The Problem with Video Blogs

process comments edit

A few blogs I read have started experimenting with video blogging and it’s made me realize that I’m not a video blog… watcher(?).

If content is written, I can read it at my leisure. I can search through it, I can get it on my Blackberry during a boring meeting, I can do pretty much whatever. I can read a few paragraphs, switch to something else, and come back. Worst case scenario, I forget where I was and I can very quickly skim the article again to jog my memory.

Audio content is OK, but not great. It demands a bit more attention.

I’m not one of those folks who can write a term paper and watch a movie and talk to someone all at the same time. The result of me trying to multitask my I/O like that is nothing gets my full attention. I won’t know what’s going on in the movie, my paper will end up taking a long time to write and won’t make sense, and the conversation will dwindle.

I bring that up because with audio content, I can’t listen while I’m working. I’ll lose my train of thought. (I can listen to music, but generally stick to stuff that doesn’t have words or stuff I’ve heard so many times I don’t focus on it.) I can’t listen while I’m home, either, because generally the audio blogs/podcasts I’m into aren’t things my wife’s into.

That leaves my 15-minute-each-way daily commute.

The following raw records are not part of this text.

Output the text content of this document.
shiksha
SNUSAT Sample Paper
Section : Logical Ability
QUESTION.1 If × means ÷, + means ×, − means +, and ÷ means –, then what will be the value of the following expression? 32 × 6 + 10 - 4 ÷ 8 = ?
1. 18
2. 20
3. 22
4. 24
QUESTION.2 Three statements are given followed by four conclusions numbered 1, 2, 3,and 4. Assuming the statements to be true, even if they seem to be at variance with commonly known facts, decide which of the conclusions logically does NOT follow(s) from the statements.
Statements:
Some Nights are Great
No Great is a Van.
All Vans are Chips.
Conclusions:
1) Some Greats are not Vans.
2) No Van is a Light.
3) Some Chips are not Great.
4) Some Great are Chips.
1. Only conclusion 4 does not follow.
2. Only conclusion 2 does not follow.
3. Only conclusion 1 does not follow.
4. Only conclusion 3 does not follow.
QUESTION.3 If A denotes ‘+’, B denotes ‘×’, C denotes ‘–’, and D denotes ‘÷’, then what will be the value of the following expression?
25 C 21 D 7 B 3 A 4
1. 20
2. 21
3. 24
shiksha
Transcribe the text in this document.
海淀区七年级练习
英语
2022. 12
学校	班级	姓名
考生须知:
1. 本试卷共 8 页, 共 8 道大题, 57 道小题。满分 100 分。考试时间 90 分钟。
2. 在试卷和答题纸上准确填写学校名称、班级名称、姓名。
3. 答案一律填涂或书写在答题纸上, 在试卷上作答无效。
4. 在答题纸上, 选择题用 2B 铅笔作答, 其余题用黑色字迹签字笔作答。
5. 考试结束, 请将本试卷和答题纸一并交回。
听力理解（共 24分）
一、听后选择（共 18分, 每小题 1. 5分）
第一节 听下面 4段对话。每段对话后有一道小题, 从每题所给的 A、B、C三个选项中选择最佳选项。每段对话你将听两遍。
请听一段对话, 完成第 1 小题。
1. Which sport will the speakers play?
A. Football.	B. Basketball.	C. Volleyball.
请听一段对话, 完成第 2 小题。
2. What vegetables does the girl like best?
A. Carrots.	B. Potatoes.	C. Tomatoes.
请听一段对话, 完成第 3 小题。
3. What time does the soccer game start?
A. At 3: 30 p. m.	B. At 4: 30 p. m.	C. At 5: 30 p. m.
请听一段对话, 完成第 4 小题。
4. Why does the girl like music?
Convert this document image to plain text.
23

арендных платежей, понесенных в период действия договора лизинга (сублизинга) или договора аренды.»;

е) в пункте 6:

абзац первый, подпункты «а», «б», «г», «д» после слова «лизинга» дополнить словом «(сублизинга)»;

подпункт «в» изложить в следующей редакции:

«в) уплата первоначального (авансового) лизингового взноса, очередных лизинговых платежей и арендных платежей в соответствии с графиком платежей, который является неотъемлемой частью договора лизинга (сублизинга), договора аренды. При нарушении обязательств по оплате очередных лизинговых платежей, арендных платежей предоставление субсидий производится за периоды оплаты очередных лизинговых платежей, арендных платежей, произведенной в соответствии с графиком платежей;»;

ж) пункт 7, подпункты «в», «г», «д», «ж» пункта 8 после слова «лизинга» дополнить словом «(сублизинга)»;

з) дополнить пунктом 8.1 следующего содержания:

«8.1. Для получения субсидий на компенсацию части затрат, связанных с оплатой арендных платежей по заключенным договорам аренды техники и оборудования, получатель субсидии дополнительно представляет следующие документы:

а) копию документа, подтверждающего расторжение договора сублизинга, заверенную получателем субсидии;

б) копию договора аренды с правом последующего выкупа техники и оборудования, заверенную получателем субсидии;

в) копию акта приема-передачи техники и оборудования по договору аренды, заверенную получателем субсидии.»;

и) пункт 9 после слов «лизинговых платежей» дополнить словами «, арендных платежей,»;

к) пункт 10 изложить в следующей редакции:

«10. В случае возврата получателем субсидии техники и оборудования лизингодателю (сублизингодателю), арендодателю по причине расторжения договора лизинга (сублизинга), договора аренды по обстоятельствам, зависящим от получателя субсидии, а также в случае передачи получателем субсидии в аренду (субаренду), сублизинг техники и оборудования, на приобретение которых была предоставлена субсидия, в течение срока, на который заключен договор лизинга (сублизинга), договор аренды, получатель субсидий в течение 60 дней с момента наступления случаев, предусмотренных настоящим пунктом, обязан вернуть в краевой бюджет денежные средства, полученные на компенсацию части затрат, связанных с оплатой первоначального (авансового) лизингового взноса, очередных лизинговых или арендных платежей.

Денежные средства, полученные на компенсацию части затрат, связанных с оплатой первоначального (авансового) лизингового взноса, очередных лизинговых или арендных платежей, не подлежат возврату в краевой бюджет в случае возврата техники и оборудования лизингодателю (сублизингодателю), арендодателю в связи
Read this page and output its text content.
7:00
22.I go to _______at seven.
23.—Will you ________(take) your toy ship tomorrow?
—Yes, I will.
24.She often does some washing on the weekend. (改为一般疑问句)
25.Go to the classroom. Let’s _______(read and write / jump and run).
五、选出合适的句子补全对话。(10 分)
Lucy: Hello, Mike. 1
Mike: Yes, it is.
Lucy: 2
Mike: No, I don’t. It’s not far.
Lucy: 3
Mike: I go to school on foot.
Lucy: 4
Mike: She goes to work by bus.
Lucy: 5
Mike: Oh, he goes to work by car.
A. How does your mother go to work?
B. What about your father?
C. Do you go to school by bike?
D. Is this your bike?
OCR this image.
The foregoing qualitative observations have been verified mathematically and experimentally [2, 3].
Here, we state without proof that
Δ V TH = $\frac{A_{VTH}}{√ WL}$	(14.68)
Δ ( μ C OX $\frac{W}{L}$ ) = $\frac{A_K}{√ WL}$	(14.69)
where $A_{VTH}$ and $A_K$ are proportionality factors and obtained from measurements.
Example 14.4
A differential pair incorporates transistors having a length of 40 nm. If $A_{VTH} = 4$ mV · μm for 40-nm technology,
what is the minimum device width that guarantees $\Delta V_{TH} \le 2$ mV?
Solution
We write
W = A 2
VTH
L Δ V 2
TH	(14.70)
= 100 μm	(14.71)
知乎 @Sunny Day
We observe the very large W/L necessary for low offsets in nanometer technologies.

Given that, it takes me two or three days to get through an hour-long show like This American Life. Five days per week means I get about one-and-a-half podcasts in. I have to really pick and choose. In many cases, I end up doing a lot of deleting without listening because I can never catch up. (I’m looking at you, 30-minutes-three-times-a-week-Planet-Money. And has Hanselminutes been getting longer or is it just me?)

Which brings me to video blogs/podcasts/whatever. This is the worst of all worlds.

  • I can’t do anything with them while I’m working because it’s not even just audio content, it’s video, too.
  • I can’t do anything with them on my commute because it’s video. Plus, most times the video is on a site like YouTube where you can’t even download it and listen to the audio.
  • I can’t do anything with them at home because, frankly, if I’m going to sit down and watch something, there are plenty of more entertaining things I can watch to help me unwind than technical videos.

It’s the same problem I have with the phone. Instantly single-threaded. I might be able to do something that doesn’t require much brainpower at all, but basically, phone + me = useless.